In the exercise, after identifying point \( Q \), we seek the perpendicular distance to the line expressed in vector form. With vectors \( \langle 1, 1 \rangle \) describing the line direction, we find a perpendicular using vector operations.
The perpendicular is achieved with vector cross products or projections. The process:

• Compute a perpendicular vector to the direction vector.
• Use this perpendicular vector to calculate magnitude.

Through these steps, you ensure that the derived distance is strictly perpendicular, reflecting the physical notion of shortest separation.

Among the useful vector operations, the cross product stands out when dealing with perpendicular matters. The cross product of two vectors results in a third vector that is orthogonal to the initial pair. This perpendicular aspect is fundamental when calculating distances and is particularly harnessed in geometry problems like the exercise.
For the point-to-line distance, the cross product helps find a vector orthogonal to the line's direction vector \( \langle 1, 1 \rangle \).
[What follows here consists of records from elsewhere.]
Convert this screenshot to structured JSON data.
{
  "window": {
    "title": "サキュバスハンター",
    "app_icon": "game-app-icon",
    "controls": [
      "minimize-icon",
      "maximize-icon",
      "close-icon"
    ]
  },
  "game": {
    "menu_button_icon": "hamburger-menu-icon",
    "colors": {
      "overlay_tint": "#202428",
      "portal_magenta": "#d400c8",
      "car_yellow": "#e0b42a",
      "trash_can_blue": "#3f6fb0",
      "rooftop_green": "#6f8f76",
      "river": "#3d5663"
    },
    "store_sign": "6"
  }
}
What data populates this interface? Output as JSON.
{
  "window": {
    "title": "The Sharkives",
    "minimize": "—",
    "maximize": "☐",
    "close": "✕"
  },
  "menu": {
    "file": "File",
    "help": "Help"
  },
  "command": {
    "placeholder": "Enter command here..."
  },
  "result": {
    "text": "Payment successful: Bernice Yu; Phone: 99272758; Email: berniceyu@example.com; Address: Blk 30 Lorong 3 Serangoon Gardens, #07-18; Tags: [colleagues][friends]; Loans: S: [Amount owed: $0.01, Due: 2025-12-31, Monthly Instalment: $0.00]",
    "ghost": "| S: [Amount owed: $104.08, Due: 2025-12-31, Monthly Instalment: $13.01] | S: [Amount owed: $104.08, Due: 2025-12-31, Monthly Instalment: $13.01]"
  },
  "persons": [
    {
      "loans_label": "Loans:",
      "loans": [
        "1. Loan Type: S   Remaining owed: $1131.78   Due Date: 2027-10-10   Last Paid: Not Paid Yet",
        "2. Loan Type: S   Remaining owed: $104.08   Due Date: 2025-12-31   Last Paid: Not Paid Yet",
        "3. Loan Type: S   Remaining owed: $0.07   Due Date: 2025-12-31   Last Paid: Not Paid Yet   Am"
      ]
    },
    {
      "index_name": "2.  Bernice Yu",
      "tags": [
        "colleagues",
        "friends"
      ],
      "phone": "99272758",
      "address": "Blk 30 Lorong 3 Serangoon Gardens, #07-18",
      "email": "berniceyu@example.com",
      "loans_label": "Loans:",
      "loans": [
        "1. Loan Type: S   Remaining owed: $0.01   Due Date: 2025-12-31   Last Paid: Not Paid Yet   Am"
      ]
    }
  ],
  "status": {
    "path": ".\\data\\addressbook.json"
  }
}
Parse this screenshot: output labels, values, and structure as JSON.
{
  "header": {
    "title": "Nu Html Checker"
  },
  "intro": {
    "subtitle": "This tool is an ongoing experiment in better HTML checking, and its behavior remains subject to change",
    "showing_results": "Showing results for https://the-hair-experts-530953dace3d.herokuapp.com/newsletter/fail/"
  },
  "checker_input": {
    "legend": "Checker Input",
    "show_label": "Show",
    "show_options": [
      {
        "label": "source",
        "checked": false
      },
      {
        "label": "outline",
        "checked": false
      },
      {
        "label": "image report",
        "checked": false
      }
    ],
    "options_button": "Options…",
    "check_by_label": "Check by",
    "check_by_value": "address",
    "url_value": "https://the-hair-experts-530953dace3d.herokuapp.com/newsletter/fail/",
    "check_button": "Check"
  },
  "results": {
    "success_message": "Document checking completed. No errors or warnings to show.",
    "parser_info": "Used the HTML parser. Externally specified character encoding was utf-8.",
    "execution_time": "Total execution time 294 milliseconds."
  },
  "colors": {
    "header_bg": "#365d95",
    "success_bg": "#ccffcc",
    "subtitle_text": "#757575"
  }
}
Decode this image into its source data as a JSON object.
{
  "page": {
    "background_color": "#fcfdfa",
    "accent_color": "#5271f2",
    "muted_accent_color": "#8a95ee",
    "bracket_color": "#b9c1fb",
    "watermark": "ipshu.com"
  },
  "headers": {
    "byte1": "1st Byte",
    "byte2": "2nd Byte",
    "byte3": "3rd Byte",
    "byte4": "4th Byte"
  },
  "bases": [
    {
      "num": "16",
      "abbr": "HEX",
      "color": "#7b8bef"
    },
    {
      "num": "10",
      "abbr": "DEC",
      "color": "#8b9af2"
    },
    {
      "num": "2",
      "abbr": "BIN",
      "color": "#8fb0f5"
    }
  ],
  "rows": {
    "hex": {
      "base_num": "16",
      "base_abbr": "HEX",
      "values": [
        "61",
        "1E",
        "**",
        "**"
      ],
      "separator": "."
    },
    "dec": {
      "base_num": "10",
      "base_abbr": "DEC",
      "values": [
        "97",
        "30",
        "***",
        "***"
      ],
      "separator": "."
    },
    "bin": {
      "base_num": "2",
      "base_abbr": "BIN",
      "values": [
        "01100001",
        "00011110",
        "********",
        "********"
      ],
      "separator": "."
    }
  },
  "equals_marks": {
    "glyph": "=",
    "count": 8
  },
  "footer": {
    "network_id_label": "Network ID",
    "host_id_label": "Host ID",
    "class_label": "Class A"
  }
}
This involves calculating:

• The vector from the point \( Q \) to any point on the line, noted as \( \overrightarrow{QP} \).
• The cross product \( \overrightarrow{QP} \times \mathbf{d} \), where \( \mathbf{d} = \langle 1, 1 \rangle \).

Even though the exercise didn't explicitly require plotting the full cross product (since the operation is 2D here), its importance remains. The magnitude of this resultant vector reflects the area of a parallelogram composed by the vectors, aligning directly with perpendicular concepts.
Thus, the cross product isn't just a computational trick—it provides structural insights into how vectors interact in space.